Lauren Weinstein has a good follow up to the mis-reported rootkit story from a month ago. The G2 handset, successor to the early G1 Android phone, included a firmware reset feature that re-installed the stock image if it detected changes, like rooting of the phone. Many after market customizations and improvements rely on rooting, or acquire full software privileges, of Android phones.
Lauren was one of the saner voices at that time, clarify what would have to be true for this vendor “feature” to qualify as an actual rootkit. What T-Mobile and HTC did to the G2 is at most a form of DRM. For it to have been a rootkit, it would have had to allow some user, local or remote, access they would not otherwise have. Attackers leave these kits behind to turn a one time crack into an asset with ongoing value. Weinstein’s objection to the imprecise usage was that it clouded the real issues here.
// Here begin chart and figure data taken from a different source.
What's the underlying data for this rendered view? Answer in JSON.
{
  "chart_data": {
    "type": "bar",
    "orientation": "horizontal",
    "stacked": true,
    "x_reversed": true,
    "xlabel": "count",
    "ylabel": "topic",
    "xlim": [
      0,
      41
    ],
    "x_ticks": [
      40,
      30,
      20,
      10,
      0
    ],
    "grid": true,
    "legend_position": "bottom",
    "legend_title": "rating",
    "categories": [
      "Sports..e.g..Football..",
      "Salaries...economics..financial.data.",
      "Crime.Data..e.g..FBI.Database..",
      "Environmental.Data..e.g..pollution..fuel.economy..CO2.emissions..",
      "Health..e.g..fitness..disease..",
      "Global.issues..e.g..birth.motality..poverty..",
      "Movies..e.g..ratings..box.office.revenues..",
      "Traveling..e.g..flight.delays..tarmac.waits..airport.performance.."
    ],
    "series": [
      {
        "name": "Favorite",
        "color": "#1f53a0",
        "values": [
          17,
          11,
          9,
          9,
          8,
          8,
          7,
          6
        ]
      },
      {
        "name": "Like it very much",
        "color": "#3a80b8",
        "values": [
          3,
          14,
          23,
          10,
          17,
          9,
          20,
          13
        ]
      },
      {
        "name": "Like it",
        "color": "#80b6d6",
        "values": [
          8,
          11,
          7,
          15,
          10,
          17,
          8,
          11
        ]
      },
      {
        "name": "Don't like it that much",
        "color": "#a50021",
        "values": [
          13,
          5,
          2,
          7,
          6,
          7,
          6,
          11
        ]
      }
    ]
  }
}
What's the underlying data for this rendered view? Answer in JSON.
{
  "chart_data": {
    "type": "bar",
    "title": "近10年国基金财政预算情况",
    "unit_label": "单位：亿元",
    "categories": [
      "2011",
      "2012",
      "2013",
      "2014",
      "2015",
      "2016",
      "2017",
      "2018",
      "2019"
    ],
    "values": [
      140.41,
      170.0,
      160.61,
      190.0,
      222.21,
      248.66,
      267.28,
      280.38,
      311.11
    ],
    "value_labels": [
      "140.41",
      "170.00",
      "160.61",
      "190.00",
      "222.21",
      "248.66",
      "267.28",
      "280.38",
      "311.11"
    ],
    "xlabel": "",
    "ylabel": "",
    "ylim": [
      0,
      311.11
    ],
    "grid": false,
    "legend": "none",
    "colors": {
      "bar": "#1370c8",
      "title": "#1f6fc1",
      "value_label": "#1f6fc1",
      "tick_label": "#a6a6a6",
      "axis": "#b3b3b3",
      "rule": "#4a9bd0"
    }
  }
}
He also suggested that as dire as this protective measure might have seemed, the dedicate modder community would surmount it like every other challenge vendors and carriers have tried to erect to user’s exercising their owner override.
As it turns out, it was quickly established that the G2 was not using a firmware rewrite system, but rather was employing the protected mode of JEDEC Embedded MMC memory (eMMC). Temporary rooting of the device was possible from early on since the underlying Linux kernel was caching changes related to user root attempts, but the eMMC protection mechanism was preventing those changes from ever being successfully written to flash system memory — so all such changes were lost at the next boot of the phone.
Lauren clearly followed this development quite closely. There are more details, if you are curious, in his blog post. The takeaway is both that this type of enclosure is almost certainly doomed to failure. Choice is a strong enough motivator for someone to come up with a way to open a device to exercise it.